I don’t remember my exact words and what else I said after that. I turned around again and sat in my seat. And…I meditated.   I had pictures appearing in my mind, questions raised and feelings to observe.

‘What is someone started shooting at our plane now?”

‘ Can bullets go through a plane wall?” “They can probably go through a plane window”.

“What if the next person with a gun that barges through the plane door isn’t a police officer but a gunman wanting to shoot people randomly?”

I realised that there was nothing I could do about it though. I was stuck on the plane, I couldn’t go anywhere, I was trapped for I don’t know how long. So…I accepted. I even accepted the fact , no matter how rational or irrational it was at that time, that someone can just shoot me dead today. I couldn’t do anything about it. And  I was amazed how calm and accepting I was.

When I arised from my meditation , I also realised that I couldn’t contact my brother as I couldn’t connect to the airport wifi and I was aware that time was ticking and he would be worried – if he was watching TV or something. But again, I couldn’t do anything about it and had to accept that he may potentially be very worried now. However, hours later , Customs and Border Protection offices entered the plane and announced something in Spanish. I was waiting for announcement in English , but no, there was none! They just left. But I could understand some and , looking around the plane and seeing people getting their bags ready, I was now sure it was time to leave the plane. It was around 4.45 pm and by then I’d kissed my flight to Boston good bye – actually I did long time ago ( my plan landed around 1.30 pm)

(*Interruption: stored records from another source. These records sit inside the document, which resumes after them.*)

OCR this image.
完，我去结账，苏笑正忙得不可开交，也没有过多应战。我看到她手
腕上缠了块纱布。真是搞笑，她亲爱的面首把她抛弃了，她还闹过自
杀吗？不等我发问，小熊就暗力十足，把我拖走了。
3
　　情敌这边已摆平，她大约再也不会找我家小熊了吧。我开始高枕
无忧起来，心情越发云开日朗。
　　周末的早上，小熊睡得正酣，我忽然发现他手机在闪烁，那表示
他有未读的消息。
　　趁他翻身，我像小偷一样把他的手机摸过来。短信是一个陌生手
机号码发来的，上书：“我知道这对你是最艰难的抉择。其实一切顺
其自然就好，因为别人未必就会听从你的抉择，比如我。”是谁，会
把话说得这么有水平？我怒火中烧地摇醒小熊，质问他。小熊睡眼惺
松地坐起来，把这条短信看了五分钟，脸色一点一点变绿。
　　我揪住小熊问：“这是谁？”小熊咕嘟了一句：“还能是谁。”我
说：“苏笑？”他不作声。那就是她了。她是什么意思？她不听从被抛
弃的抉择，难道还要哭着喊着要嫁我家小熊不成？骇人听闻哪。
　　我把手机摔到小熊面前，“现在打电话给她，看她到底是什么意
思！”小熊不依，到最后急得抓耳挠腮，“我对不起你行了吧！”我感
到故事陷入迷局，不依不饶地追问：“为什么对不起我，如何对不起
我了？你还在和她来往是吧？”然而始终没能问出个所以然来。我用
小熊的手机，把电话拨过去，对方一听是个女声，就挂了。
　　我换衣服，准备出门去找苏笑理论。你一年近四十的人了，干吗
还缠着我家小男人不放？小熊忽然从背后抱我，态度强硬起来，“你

So I took my suitcase – was so glad I only had a hand luggage with me! – and left the plane. As I left, my priority was to contact my brother. Luckily I managed to connect to wifi and,  ignoring all the ‘No mobile phones ‘ signs , I rang my brother. As I was listening to the ringing tone, I noticed I started shaking a little bit and I had the realisation that I was no longer on the plane, but stepped out on the terminal , I didn’t feel so safe anymore. Logic was telling me I was ok as CBP wouldn’t have let people out , but at that point my body was reacting differently. My brother picked up the phone and very cheerfully (!) said ‘Hi, so you landed? I’d be leaving in about ten minutes to pick you up!’. I was stunned. And speechless for a short moment. Then I said: ‘ Hmmmmmm…I’m in Ft Lauderdale. Didn’t you hear what’d happened?’ . And he said ‘no. I was busy, didn’t put TV on.” I felt relieved that he hadn’t got a clue! I brought him up to speed. I noticed that as I was telling him the story, my voice started trembling and I felt rather emotional and close to crying. I believe the emotions caught up with me. I didn’t cry though as I couldn’t afford to do it at that point- I felt it would be a long night for me, I needed to stay calm and collected.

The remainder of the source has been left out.